I assume Python easily integrates various databases, and your Python code could be the front end to your overall application.
 

WBahn

Joined Mar 31, 2012
24,850
I only use Python occasionally, but in general you have to be careful removing elements from a list while iterating over it. This may help:
https://stackoverflow.com/questions/1207406/how-to-remove-items-from-a-list-while-iterating

From that thread, to show you what may go wrong with your approach, the first example here is essentially your method:
View attachment 179985
Very good catch.

@geoffers: Do you see what is happening?

When you iterate over the list using a for-each construct, it is basically walking across the memory locations (though that is likely just the effect an not the actual mechanism) so say you are at the third item in the list. If you delete it, the fourth item in the list becomes the new third item but then your iterator moves on to the fourth item (which used to be the fifth item). The original fourth item thus gets skipped completely.

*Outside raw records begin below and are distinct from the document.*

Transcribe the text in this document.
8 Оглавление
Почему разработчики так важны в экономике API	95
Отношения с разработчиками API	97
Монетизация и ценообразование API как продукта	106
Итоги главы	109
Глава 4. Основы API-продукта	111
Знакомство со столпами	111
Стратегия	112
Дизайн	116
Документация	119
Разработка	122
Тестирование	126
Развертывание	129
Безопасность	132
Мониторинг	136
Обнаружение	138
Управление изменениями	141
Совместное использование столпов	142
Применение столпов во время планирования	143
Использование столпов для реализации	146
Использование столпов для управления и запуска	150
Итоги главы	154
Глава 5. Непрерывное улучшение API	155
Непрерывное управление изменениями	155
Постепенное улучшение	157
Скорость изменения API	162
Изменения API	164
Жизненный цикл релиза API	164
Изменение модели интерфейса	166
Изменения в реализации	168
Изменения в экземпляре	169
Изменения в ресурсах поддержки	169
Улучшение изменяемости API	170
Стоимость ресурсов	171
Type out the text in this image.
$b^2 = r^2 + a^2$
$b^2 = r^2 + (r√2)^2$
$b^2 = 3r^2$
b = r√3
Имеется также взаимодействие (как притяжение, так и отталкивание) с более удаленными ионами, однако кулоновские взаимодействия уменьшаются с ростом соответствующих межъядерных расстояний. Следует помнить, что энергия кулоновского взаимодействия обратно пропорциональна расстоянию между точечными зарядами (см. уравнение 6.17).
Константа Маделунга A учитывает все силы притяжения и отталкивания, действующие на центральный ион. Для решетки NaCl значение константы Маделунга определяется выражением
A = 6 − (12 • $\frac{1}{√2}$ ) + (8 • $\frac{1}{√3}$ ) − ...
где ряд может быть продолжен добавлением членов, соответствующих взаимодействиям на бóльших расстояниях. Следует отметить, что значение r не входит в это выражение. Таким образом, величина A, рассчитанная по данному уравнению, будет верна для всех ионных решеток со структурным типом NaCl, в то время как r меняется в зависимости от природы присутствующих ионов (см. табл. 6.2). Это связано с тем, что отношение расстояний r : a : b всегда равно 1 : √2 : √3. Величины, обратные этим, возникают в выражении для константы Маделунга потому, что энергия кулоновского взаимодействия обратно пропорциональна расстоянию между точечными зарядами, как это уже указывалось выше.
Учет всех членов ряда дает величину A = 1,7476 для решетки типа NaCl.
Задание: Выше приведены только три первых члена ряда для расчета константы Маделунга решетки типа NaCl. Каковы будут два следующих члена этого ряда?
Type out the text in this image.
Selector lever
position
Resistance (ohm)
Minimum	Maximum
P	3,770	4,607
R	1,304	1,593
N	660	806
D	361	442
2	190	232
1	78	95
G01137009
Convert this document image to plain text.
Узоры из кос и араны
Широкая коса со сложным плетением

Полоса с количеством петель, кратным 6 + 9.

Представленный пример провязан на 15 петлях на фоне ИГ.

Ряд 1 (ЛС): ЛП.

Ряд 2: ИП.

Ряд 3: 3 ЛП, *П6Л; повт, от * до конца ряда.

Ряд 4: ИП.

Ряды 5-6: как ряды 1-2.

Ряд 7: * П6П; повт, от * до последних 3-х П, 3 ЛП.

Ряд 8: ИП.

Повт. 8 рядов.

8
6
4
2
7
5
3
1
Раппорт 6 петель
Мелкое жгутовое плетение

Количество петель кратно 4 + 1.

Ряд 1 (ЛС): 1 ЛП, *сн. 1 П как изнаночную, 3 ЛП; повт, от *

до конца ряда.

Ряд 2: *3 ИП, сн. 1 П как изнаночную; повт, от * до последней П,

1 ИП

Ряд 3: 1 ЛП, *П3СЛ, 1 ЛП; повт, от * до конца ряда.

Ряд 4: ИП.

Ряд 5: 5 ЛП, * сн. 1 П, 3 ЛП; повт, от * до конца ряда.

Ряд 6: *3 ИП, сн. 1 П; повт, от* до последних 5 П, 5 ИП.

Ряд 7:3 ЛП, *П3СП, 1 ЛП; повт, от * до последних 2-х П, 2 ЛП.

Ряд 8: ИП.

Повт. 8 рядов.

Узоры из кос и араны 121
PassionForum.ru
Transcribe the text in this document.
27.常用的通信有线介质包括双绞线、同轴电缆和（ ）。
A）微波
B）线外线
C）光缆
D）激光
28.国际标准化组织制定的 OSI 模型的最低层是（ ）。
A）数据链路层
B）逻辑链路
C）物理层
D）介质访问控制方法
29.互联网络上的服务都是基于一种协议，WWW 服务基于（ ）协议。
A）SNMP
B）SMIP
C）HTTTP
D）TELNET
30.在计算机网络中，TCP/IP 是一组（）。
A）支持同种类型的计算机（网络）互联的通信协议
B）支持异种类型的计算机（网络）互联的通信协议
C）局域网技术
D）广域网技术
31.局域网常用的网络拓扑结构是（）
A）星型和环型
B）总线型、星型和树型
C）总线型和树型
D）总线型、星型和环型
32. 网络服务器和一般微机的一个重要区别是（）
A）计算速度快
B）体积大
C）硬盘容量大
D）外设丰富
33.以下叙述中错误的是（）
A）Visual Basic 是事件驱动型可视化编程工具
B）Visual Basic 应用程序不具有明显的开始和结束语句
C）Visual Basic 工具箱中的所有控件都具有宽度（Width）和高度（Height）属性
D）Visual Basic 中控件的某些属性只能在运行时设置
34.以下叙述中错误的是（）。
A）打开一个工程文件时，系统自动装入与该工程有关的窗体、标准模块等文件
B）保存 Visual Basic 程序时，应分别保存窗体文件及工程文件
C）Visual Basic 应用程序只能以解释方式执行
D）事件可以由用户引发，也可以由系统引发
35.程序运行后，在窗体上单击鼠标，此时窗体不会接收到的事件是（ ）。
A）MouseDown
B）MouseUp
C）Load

In the second case, a new list is created that is a copy of the original list. Then the copy is iterated over but never changed. Each item thus gets checked and, if necessary, the corresponding item with the same value is removed from the original list.
 

Thread Starter

geoffers

Joined Oct 25, 2010
308
Thanks everyone!

That makes perfect sense, in effect the 'counter' is pre incremented before my code has run.

There's always a catch!

Joey, my database at the moment just contains the ewes parents, I query it to get their ID, then query it again to get with that data to get grandparents ID.

I put that in a list and loop through checking for any matches with a potential rams ID, parentage and grandparents.

At the moment I'm not sure my database skills are up to doing that in SQL but I'm curious, is it possible without building a new database containing grandparents as a entry?

Cheers Geoff

PS the rams are now with the ewes with no inbreeding going on :cool:
 

WBahn

Joined Mar 31, 2012
24,850
At the moment I'm not sure my database skills are up to doing that in SQL but I'm curious, is it possible without building a new database containing grandparents as a entry?
Yes. In fact, you do not want to add a grandparents entry. Having the ID of the two parents is sufficient. With that, the information necessary to figure out who the grandparents are is there (and you can go back as many generations as you have data for). If you add a grandparents field, now you have two ways to determine who the grandparents are -- directly from that ewe's record or from the records of that ewe's parents. That means that you have redundant data in the data base and that is usually a bad thing. What if the two results don't agree? What if then one part of your application gets the information one way while another part gets it the other? Big problems lay down that path.
 

RAMBO999

Joined Feb 26, 2018
92
Put simply:

The iteration drops out of the loop because "ewe in ewelist" returns a logical false.

In other words whatever the value of ewe is at that time that value does not exist in ewelist.

There are several ways you can debug this if you think there is a bug.